ALTER VIEW [dbo].[export_Employees_90] AS SELECT [EmployeeID] , CAST('Northwind' as nvarchar(50)) as EmployeeSrc ,[LastName] ,[FirstName] ,[Title] ,[TitleOfCourtesy] ,[BirthDate] ,[HireDate] ,[Address] ,[City] ,[Region] ,[PostalCode] ,[Country] ,[HomePhone] FROM [dbo].[Employees]
After changing the views discover the changes and merge them into the current version of the data source.
Now we can extend our data vault model to incorporate the newly created column EmployeeSrc. First add the attribute for the Northwind data source, then wire up EmployeeSrc in the second source mapping set.
Next assign the attribute type business key to the new attribute EmployeeSrc. This will lead to an extension of the hub hash key of the Employee hub.
This effect can be made visible on the stage table. Therefore let’s generate the data vault and generate the load and stage tables for this model. The stage tables contain an extended property displaying the source for the resulting hub hash key now.
Now let’s have a look at the resulting hub h_employees. We expect an additional column EmployeeSrc and we expect a different hub hash key, even if the business key is the same.
We have a composite key for the hub h_employees now, nice! But we are not done yet, as hubs in a data vault need to be linked to one another. This can be achieved through links. Let’s see now how to implement composite keys on links in the next chapter.
Implement composite keys on links
Firstly, we have to create a link entity.
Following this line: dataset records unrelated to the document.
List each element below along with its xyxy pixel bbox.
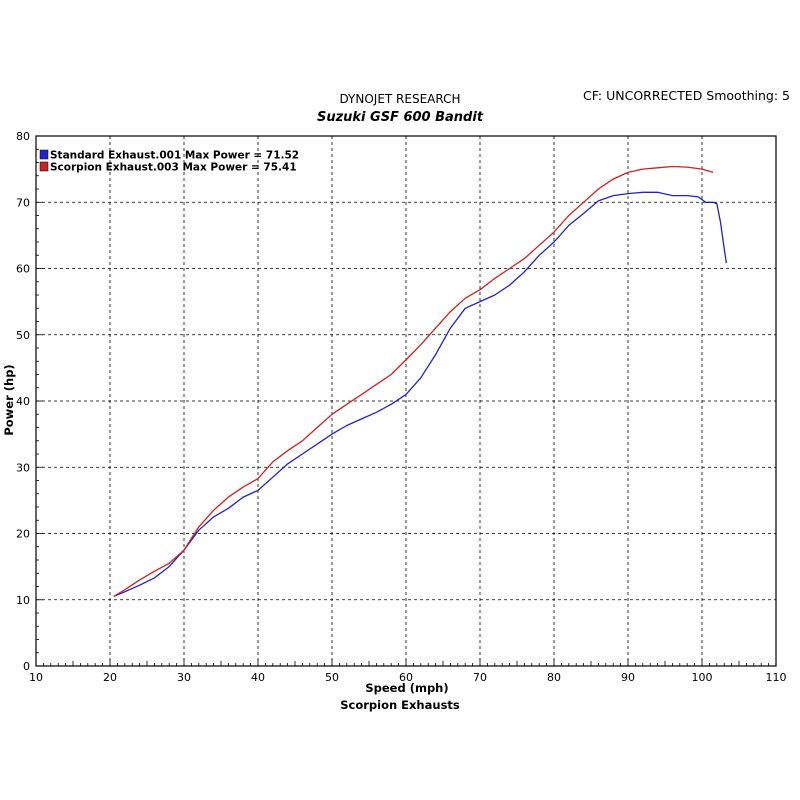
x-axis-label: Speed (mph) xyxy=(365,681,448,695)
correction-info: CF: UNCORRECTED Smoothing: 5 xyxy=(582,88,790,103)
x-tick-label: 60 xyxy=(399,671,413,684)
y-tick-label: 30 xyxy=(16,461,30,474)
x-tick-label: 100 xyxy=(692,671,713,684)
y-tick-labels: 0 10 20 30 40 50 60 70 80 xyxy=(16,130,30,673)
legend-label: Standard Exhaust.001 Max Power = 71.52 xyxy=(50,150,299,162)
chart-caption: Scorpion Exhausts xyxy=(340,698,460,712)
x-tick-label: 80 xyxy=(547,671,561,684)
series-line-1 xyxy=(113,191,728,598)
legend-swatch xyxy=(39,149,49,160)
series-line-2 xyxy=(113,165,714,597)
y-tick-label: 0 xyxy=(23,660,30,673)
chart-title: DYNOJET RESEARCH xyxy=(339,92,461,106)
series-layer xyxy=(113,165,728,598)
y-tick-label: 80 xyxy=(16,130,30,143)
chart-subtitle: Suzuki GSF 600 Bandit xyxy=(316,110,484,125)
x-tick-label: 90 xyxy=(621,671,635,684)
x-tick-label: 30 xyxy=(177,671,191,684)
x-tick-label: 10 xyxy=(29,671,43,684)
y-tick-label: 20 xyxy=(16,528,30,541)
legend-label: Scorpion Exhaust.003 Max Power = 75.41 xyxy=(50,162,297,174)
y-tick-label: 40 xyxy=(16,395,30,408)
legend: Standard Exhaust.001 Max Power = 71.52Sc… xyxy=(39,149,299,174)
x-tick-label: 40 xyxy=(251,671,265,684)
y-axis-label: Power (hp) xyxy=(2,364,16,435)
plot-frame xyxy=(35,135,777,667)
grid-lines xyxy=(36,136,776,666)
y-tick-label: 60 xyxy=(16,263,30,276)
y-tick-label: 50 xyxy=(16,329,30,342)
x-tick-label: 70 xyxy=(473,671,487,684)
legend-swatch xyxy=(39,161,49,172)
x-tick-labels: 10 20 30 40 50 60 70 80 90 100 110 xyxy=(29,671,787,684)
x-tick-label: 20 xyxy=(103,671,117,684)
y-tick-label: 10 xyxy=(16,594,30,607)
y-tick-label: 70 xyxy=(16,196,30,209)
x-tick-label: 50 xyxy=(325,671,339,684)
x-tick-label: 110 xyxy=(766,671,787,684)
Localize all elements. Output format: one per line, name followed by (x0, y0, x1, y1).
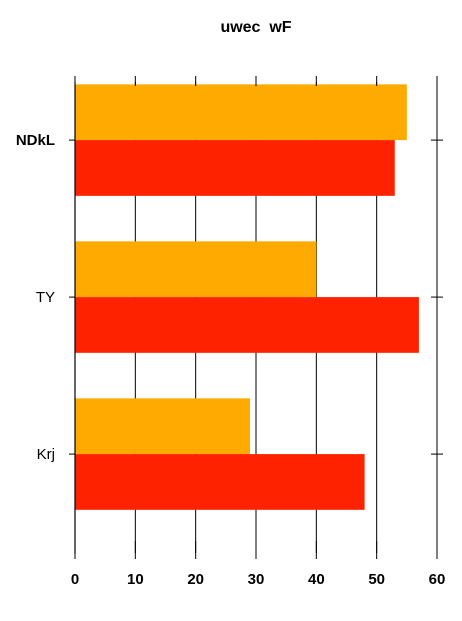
x-tick-label-0: 0 (71, 571, 79, 588)
x-tick-label-4: 40 (308, 571, 325, 588)
x-tick-label-2: 20 (187, 571, 204, 588)
bar-Krj-series-1 (75, 398, 250, 455)
x-tick-label-6: 60 (429, 571, 446, 588)
x-tick-label-3: 30 (248, 571, 265, 588)
bar-Krj-series-2 (75, 454, 365, 510)
bar-TY-series-2 (75, 297, 419, 353)
y-tick-label-TY: TY (36, 289, 55, 306)
chart-title: uwec wF (220, 19, 291, 36)
bar-NDkL-series-2 (75, 140, 395, 196)
x-tick-label-1: 10 (127, 571, 144, 588)
bar-TY-series-1 (75, 241, 317, 298)
bars (75, 84, 419, 510)
y-tick-label-Krj: Krj (37, 446, 55, 463)
x-tick-label-5: 50 (368, 571, 385, 588)
bar-NDkL-series-1 (75, 84, 407, 141)
y-tick-label-NDkL: NDkL (16, 132, 55, 149)
axes: 0 10 20 30 40 50 60 NDkL TY Krj (16, 76, 446, 588)
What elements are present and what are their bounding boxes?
To keep it simple, we will directly use the employee entity from the Northwind data source. The original table contains a column ReportsTo. We will incorporate this in a view.
CREATE VIEW [dbo].[export_Emp2Mgr_90] AS SELECT [EmployeeID] , CAST('Northwind' as nvarchar(50)) as EmployeeSrc ,[ReportsTo] , CAST('Northwind' as nvarchar(50)) as EmployeeSrcMgr FROM [Northwind].[dbo].[Employees]
Next, let’s model the data vault. Assign the attribute type link business key to EmployeeId, EmployeeSrc, ReportsTo, EmployeeSrcMgr. Then wire up the columns EmployeeID and EmployeeSrc to the Employees entity. When prompted for the relationship, add the FK constraint name Emp.
Next wire up the columns ReportsTo and EmployeeSrcMgr to the Employees entity. When prompted for the relationship, add the FK constraint name Mgr.
To check the relationship, consult the relationship screen of the EmpToManager entity.
Looks good! Lastly let’s export this model to WhereScape RED and see it in effect.
That’s it. Our model allows to display the relationship between employees and their managers in the data vault. We created a multi-source data vault and we incorporated composite keys in hubs and links into our system in a breeze.